I really should have written this a long time ago, but I guess sometimes inspiration is only realized when a current need slaps you in the face…
What is sFlow and how does it work?
sFlow is a sampling technology that was first introduced in 1991 by HP. Now, if there’s only one word that you need to remember in this whole blog post, please make sure it’s the word sampling. If you can remember that, everything following this paragraph will make perfect sense.
My wife is a big fan of Jelly Belly jelly beans. She loves them. So I think I will use this addiction for illustrative purposes.
Imagine you are at the mall (if you are wondering why are you at the mall in the first place, just imagine you were forced to go).
So anyway, you go to the local, over-priced candy shop, and you buy a one pound bag of assorted jelly beans. Within this one pound bag of assorted flavors, there is a total of 300 jelly beans.
When you setup your switch for sFlow, there are two portions you have to configure. The first being the polling interval, the second being the sample rate.
Polling interval counts the jelly beans in the bag
Now the polling interval functions as the counter for a small block of time. If you set the polling interval for 60 seconds, the switch is counting all of the packets that have gone through that interface in the past 60 seconds, and then exports that count. So when your switch exports these flows to your collector, it is saying, “Hey! There are 300 beans in this one pound bag!”
Make sense so far?
Sampling your jelly beans
Okay, now if your household works like mine does… you never actually get to eat the whole bag of jelly beans. I only get to eat about one out of every 50 jelly beans. So when I grab that one jelly bean, it’s the luck of the draw. I get what I get; unless it’s the black licorice type, and I just throw those back and try again.
Me randomly grabbing that one jelly bean is much like that second configuration, which is the sampling rate. With the sampling rate, you are telling the switch to sample one out of every X amount of packets that pass through the interface.
In this illustration, my sampling rate for the jelly bean bag I bought was 1/50. Easy right?
What can you learn from sampling?
Consider this: If my sampling rate is 1/50, I’m only getting six jelly beans out of the full 300. (grumble grumble)
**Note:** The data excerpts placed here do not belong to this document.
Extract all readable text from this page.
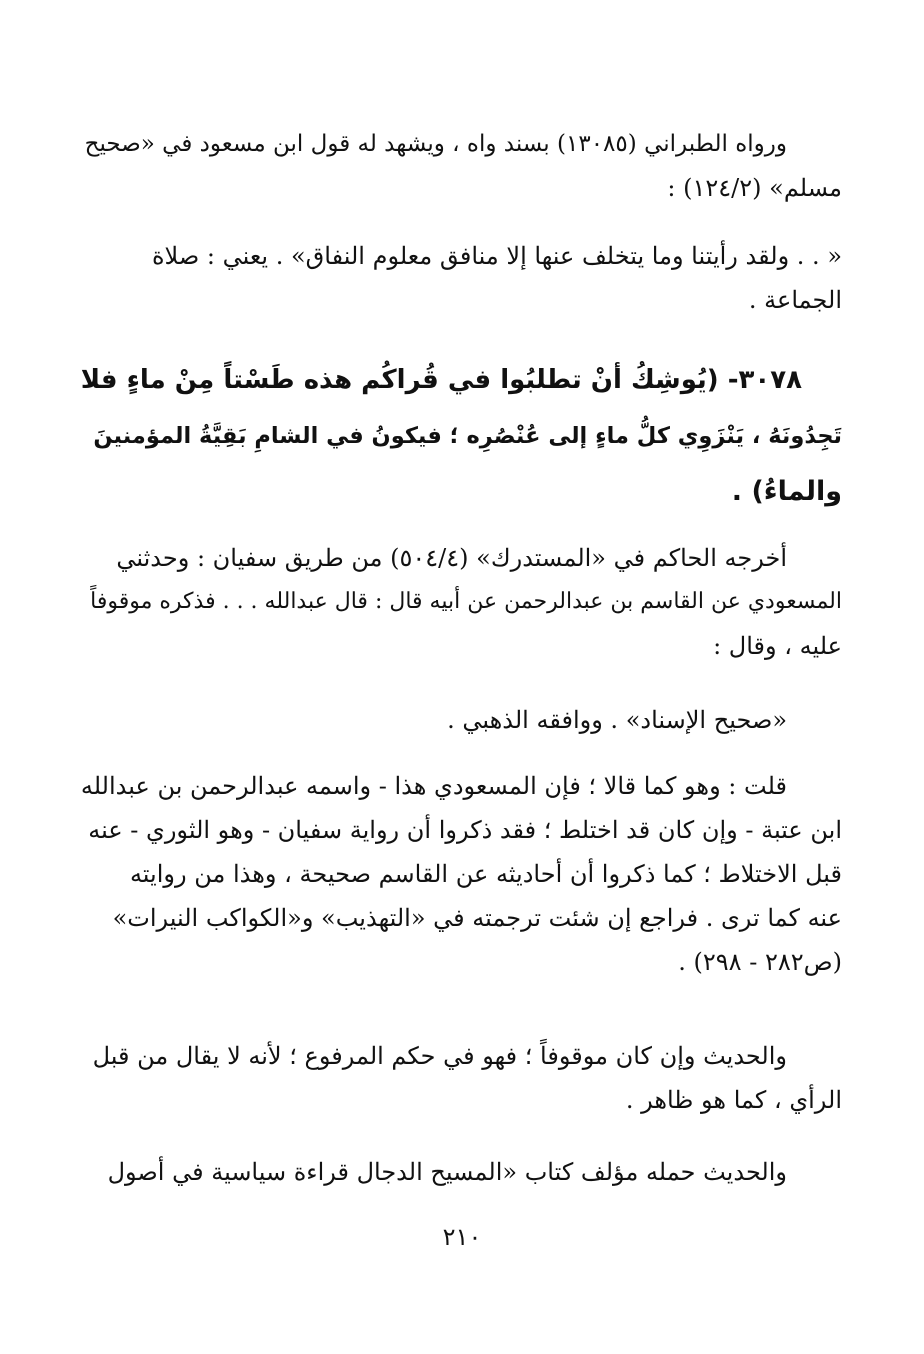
ورواه الطبراني (١٣٠٨٥) بسند واه ، ويشهد له قول ابن مسعود في «صحيح
مسلم» (١٢٤/٢) :

« . . ولقد رأيتنا وما يتخلف عنها إلا منافق معلوم النفاق» . يعني : صلاة
الجماعة .

٣٠٧٨- (يُوشِكُ أنْ تطلبُوا في قُراكُم هذه طَسْتاً مِنْ ماءٍ فلا
تَجِدُونَهُ ، يَنْزَوِي كلُّ ماءٍ إلى عُنْصُرِه ؛ فيكونُ في الشامِ بَقِيَّةُ المؤمنينَ
والماءُ) .

أخرجه الحاكم في «المستدرك» (٥٠٤/٤) من طريق سفيان : وحدثني
المسعودي عن القاسم بن عبدالرحمن عن أبيه قال : قال عبدالله . . . فذكره موقوفاً
عليه ، وقال :

«صحيح الإسناد» . ووافقه الذهبي .

قلت : وهو كما قالا ؛ فإن المسعودي هذا - واسمه عبدالرحمن بن عبدالله
ابن عتبة - وإن كان قد اختلط ؛ فقد ذكروا أن رواية سفيان - وهو الثوري - عنه
قبل الاختلاط ؛ كما ذكروا أن أحاديثه عن القاسم صحيحة ، وهذا من روايته
عنه كما ترى . فراجع إن شئت ترجمته في «التهذيب» و«الكواكب النيرات»
(ص٢٨٢ - ٢٩٨) .

والحديث وإن كان موقوفاً ؛ فهو في حكم المرفوع ؛ لأنه لا يقال من قبل
الرأي ، كما هو ظاهر .

والحديث حمله مؤلف كتاب «المسيح الدجال قراءة سياسية في أصول

٢١٠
But let me tell you about the six jelly beans I did get.
Out of the six I grabbed, I got (two) cherry flavored, (one) kiwi and (three) buttered popcorn.
Looking at the jelly beans that I did get, what conclusions can you come to?
Judging by samples that I took, can you tell me exactly how many of the 300 jelly beans are black liquorish? No.
Can you tell me exactly how many of the 300 are kiwi flavored? No, you can’t.
However, judging by the fact that out of the six samples that I took, three of them were popcorn, you could speculate that there may be quite a few popcorn jelly beans in that bag. Maybe the majority are popcorn flavored. However, you can never be 100% certain of the full content of that bag, without trying each and every one individually.
…and that is the difference between sFlow and Cisco NetFlow.
With Cisco NetFlow, you know that there are 300 jelly beans in the bag. You also get the luxury of eating them all, so you know exactly what kinds of jelly beans you have.
With sFlow, you will always know how much traffic is being generated, much like you know there are 300 beans in the bag; but since you are only sampling 1/50 of the packets, you will only see 1/50th of the content within those packets. You won’t truly know how much of that traffic is HTTP, SMTP or HTTPS based. However, if a lot of your samples happen to be HTTP traffic much like that buttered popcorn flavor jellybean, then it can give you a hint that there could be a lot of HTTP traffic on that interface.
When using Scrutinizer to monitor your sFlow switch, be sure to remember that your port utilizations are correct. Scrutinizer is aware that there are 300 beans in that bag. Be aware that the statistics regarding Top Hosts, Top Conversations and Top Protocols are all based on that sampled traffic.
You didn’t think you were gonna get to eat all the jelly beans, did you?